If you want to go deeper on the topics covered here, these resources are worth reading:

  • LangChain Memory Documentation: The official guide to memory modules in LangChain, including conversation buffer memory, entity memory, and knowledge graph memory. https://python.langchain.com/docs/modules/memory/
  • LlamaIndex Knowledge Graph Index: How LlamaIndex structures and retrieves knowledge graph triples for temporal and relational queries. https://docs.llamaindex.ai/en/stable/indices/knowledge_graph/
  • A Survey of Temporal Knowledge Graph Completion: An academic survey covering methods for reasoning over time in knowledge graphs, relevant to understanding how temporal constraints are modeled formally. https://arxiv.org/abs/2406.17811
  • RETRO: Improving Language Models by Retrieving from Trillions of Tokens: A foundational paper on retrieval-augmented generation that discusses retrieval at scale, relevant context for understanding the limitations of retrieval-only approaches. https://arxiv.org/abs/2112.04426
  • MemGPT: Towards LLMs as Operating Systems: A paper on managing long-term memory for LLMs, including hierarchical memory structures with different retention policies. https://arxiv.org/abs/2310.08560

Key Takeaways

  1. Vector databases are excellent at semantic similarity, but they have no native concept of time. They cannot distinguish between a current fact and a superseded fact if both are semantically similar to the query.

  2. Temporal memory adds critical primitives: timestamps, freshness ranking, fact supersession, and memory-type-specific retention. These primitives are necessary for agents that operate over time.

  3. The most common failure mode is contradictory context — the agent retrieves both old and new versions of a fact and cannot determine which one to trust.

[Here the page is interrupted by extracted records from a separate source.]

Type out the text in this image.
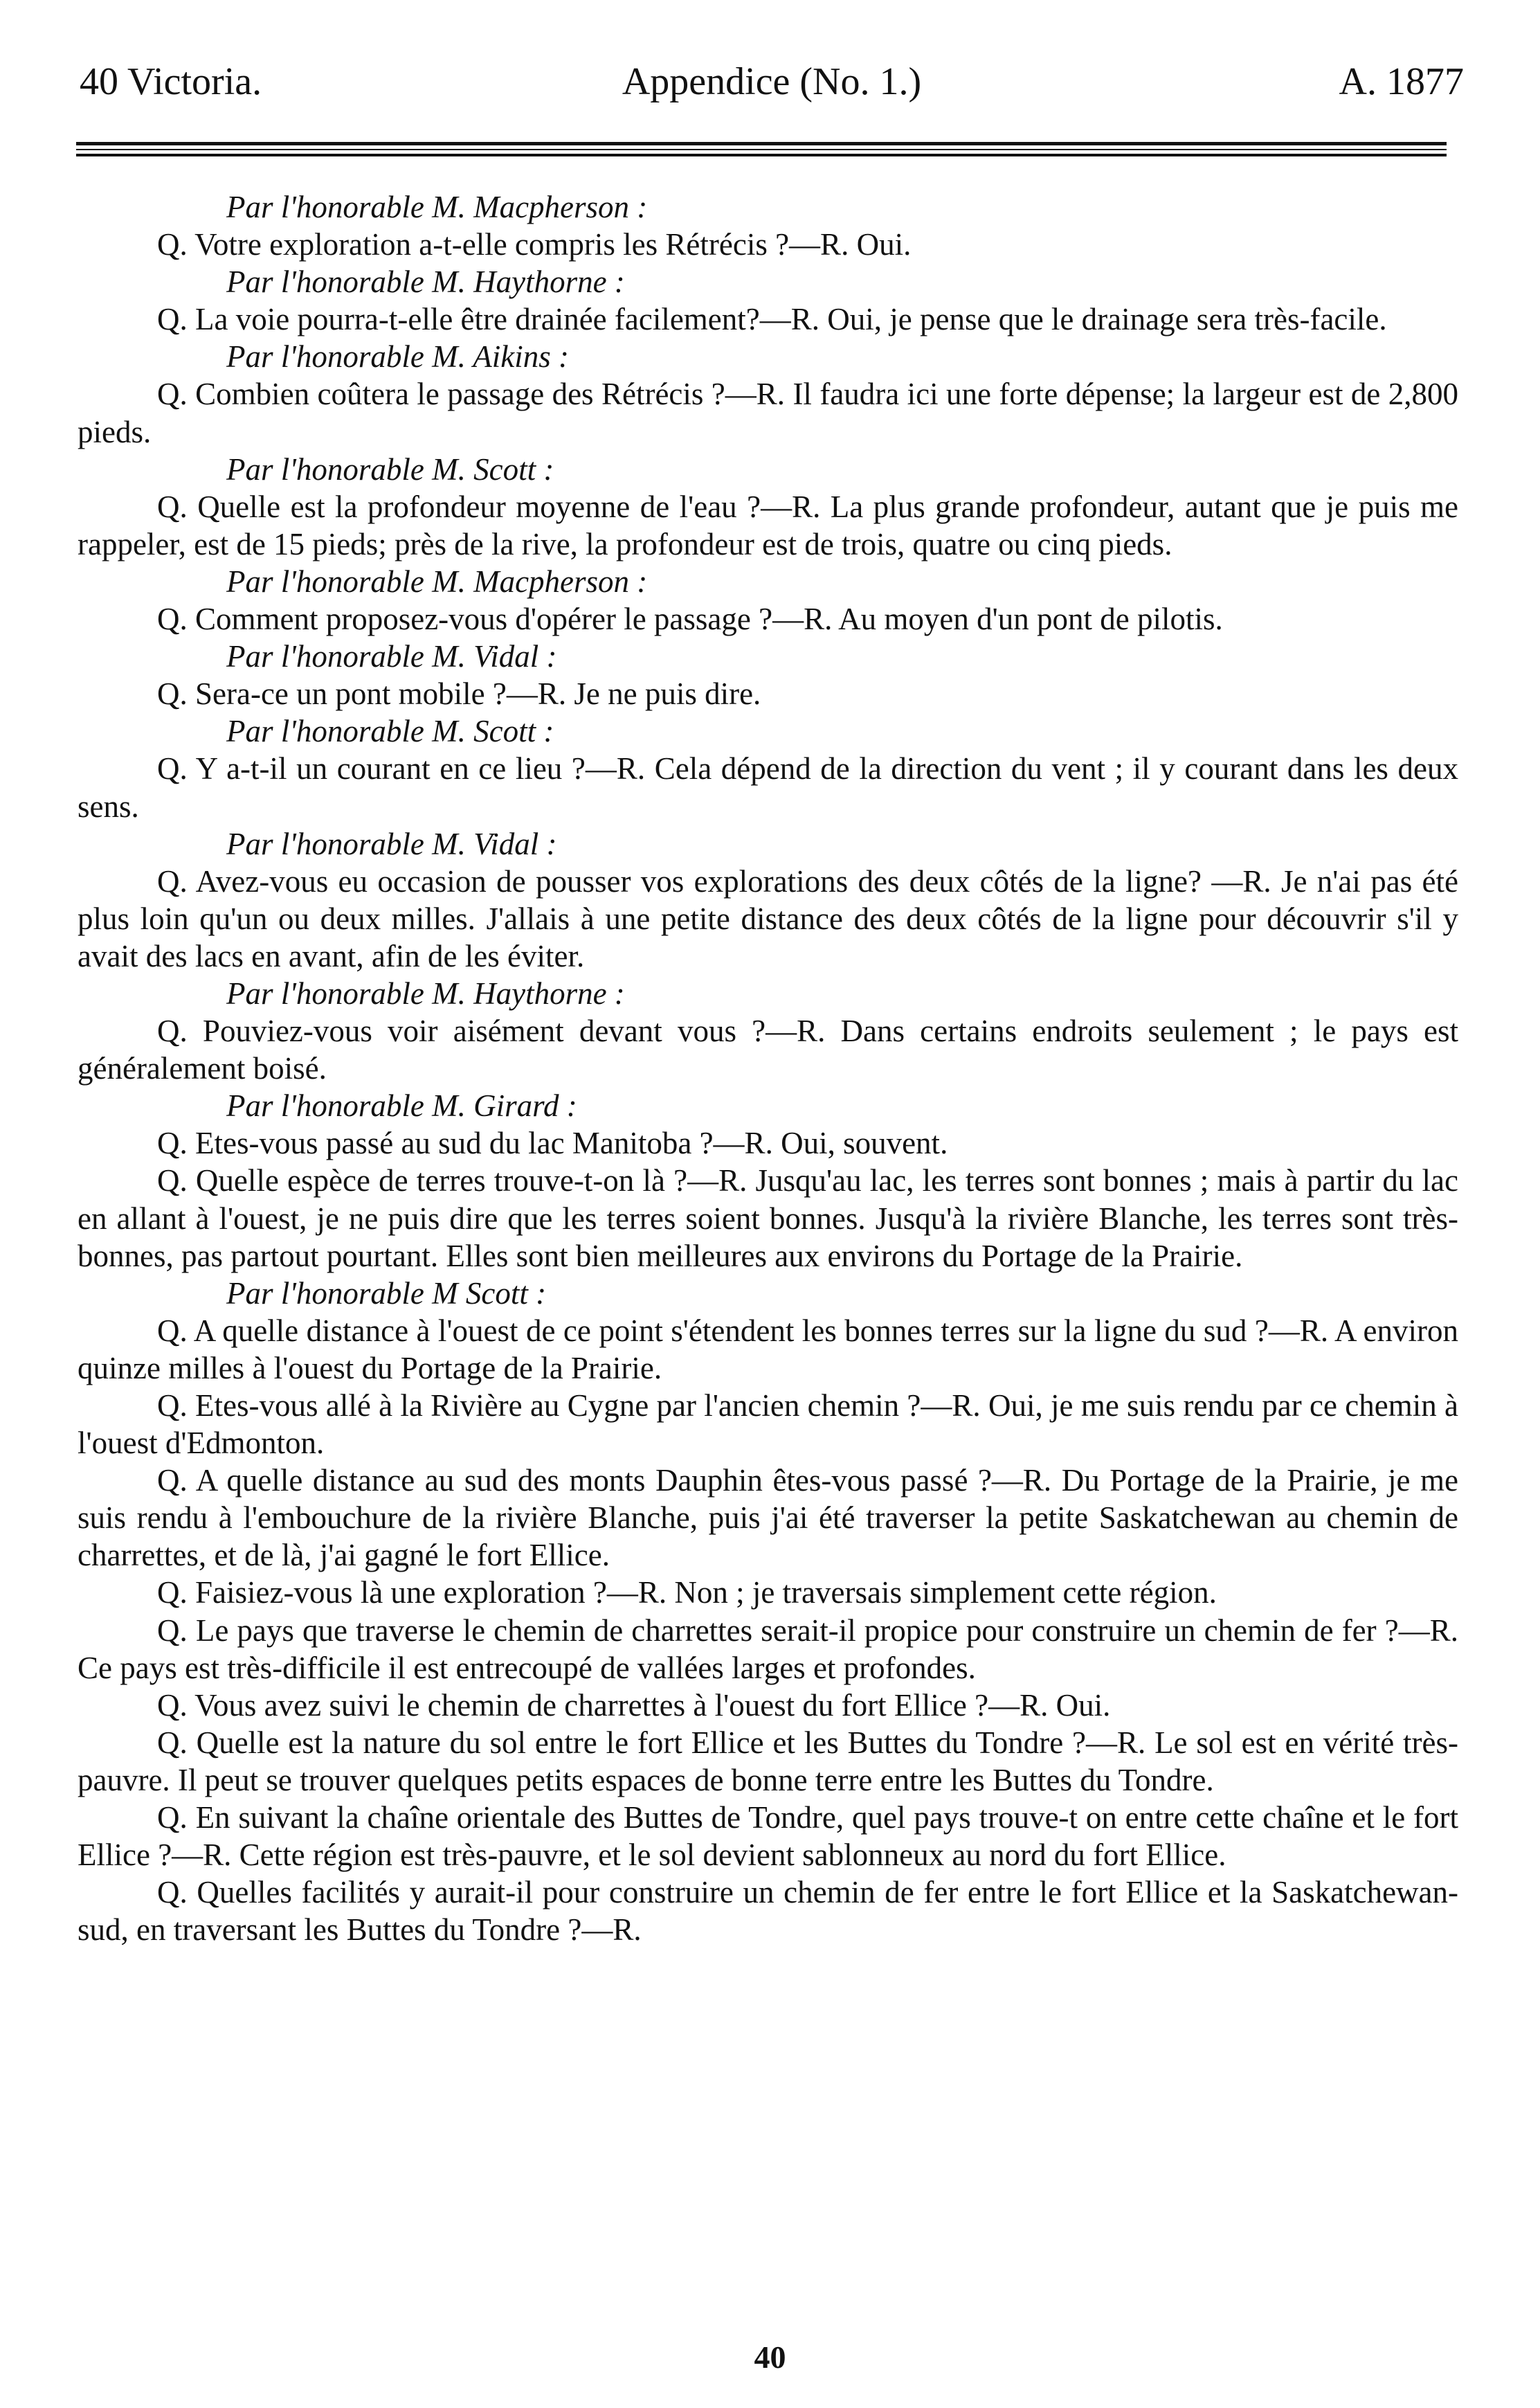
40 Victoria.	Appendice (No. 1.)	A. 1877

Par l'honorable M. Macpherson :

Q. Votre exploration a-t-elle compris les Rétrécis ?—R. Oui.

Par l'honorable M. Haythorne :

Q. La voie pourra-t-elle être drainée facilement?—R. Oui, je pense que le drainage sera très-facile.

Par l'honorable M. Aikins :

Q. Combien coûtera le passage des Rétrécis ?—R. Il faudra ici une forte dépense; la largeur est de 2,800 pieds.

Par l'honorable M. Scott :

Q. Quelle est la profondeur moyenne de l'eau ?—R. La plus grande profondeur, autant que je puis me rappeler, est de 15 pieds; près de la rive, la profondeur est de trois, quatre ou cinq pieds.

Par l'honorable M. Macpherson :

Q. Comment proposez-vous d'opérer le passage ?—R. Au moyen d'un pont de pilotis.

Par l'honorable M. Vidal :

Q. Sera-ce un pont mobile ?—R. Je ne puis dire.

Par l'honorable M. Scott :

Q. Y a-t-il un courant en ce lieu ?—R. Cela dépend de la direction du vent ; il y courant dans les deux sens.

Par l'honorable M. Vidal :

Q. Avez-vous eu occasion de pousser vos explorations des deux côtés de la ligne? —R. Je n'ai pas été plus loin qu'un ou deux milles. J'allais à une petite distance des deux côtés de la ligne pour découvrir s'il y avait des lacs en avant, afin de les éviter.

Par l'honorable M. Haythorne :

Q. Pouviez-vous voir aisément devant vous ?—R. Dans certains endroits seulement ; le pays est généralement boisé.

Par l'honorable M. Girard :

Q. Etes-vous passé au sud du lac Manitoba ?—R. Oui, souvent.

Q. Quelle espèce de terres trouve-t-on là ?—R. Jusqu'au lac, les terres sont bonnes ; mais à partir du lac en allant à l'ouest, je ne puis dire que les terres soient bonnes. Jusqu'à la rivière Blanche, les terres sont très-bonnes, pas partout pourtant. Elles sont bien meilleures aux environs du Portage de la Prairie.

Par l'honorable M Scott :

Q. A quelle distance à l'ouest de ce point s'étendent les bonnes terres sur la ligne du sud ?—R. A environ quinze milles à l'ouest du Portage de la Prairie.

Q. Etes-vous allé à la Rivière au Cygne par l'ancien chemin ?—R. Oui, je me suis rendu par ce chemin à l'ouest d'Edmonton.

Q. A quelle distance au sud des monts Dauphin êtes-vous passé ?—R. Du Portage de la Prairie, je me suis rendu à l'embouchure de la rivière Blanche, puis j'ai été traverser la petite Saskatchewan au chemin de charrettes, et de là, j'ai gagné le fort Ellice.

Q. Faisiez-vous là une exploration ?—R. Non ; je traversais simplement cette région.

Q. Le pays que traverse le chemin de charrettes serait-il propice pour construire un chemin de fer ?—R. Ce pays est très-difficile il est entrecoupé de vallées larges et profondes.

Q. Vous avez suivi le chemin de charrettes à l'ouest du fort Ellice ?—R. Oui.

Q. Quelle est la nature du sol entre le fort Ellice et les Buttes du Tondre ?—R. Le sol est en vérité très-pauvre. Il peut se trouver quelques petits espaces de bonne terre entre les Buttes du Tondre.

Q. En suivant la chaîne orientale des Buttes de Tondre, quel pays trouve-t on entre cette chaîne et le fort Ellice ?—R. Cette région est très-pauvre, et le sol devient sablonneux au nord du fort Ellice.

Q. Quelles facilités y aurait-il pour construire un chemin de fer entre le fort Ellice et la Saskatchewan-sud, en traversant les Buttes du Tondre ?—R.

40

  4. The fix is architectural, not prompt-based. Adding "use the most recent information" to your prompt does not solve the problem if the retrieval layer does not return the most recent information first.

  5. Start simple (timestamp metadata + recency filtering) and move toward more integrated solutions as your agent's memory requirements grow.

The question is not whether you need temporal memory for your agent. If your agent remembers anything that changes, you already do. The question is whether you are handling it at the retrieval layer — where it belongs — or pushing the problem into your prompts and hoping the model figures it out.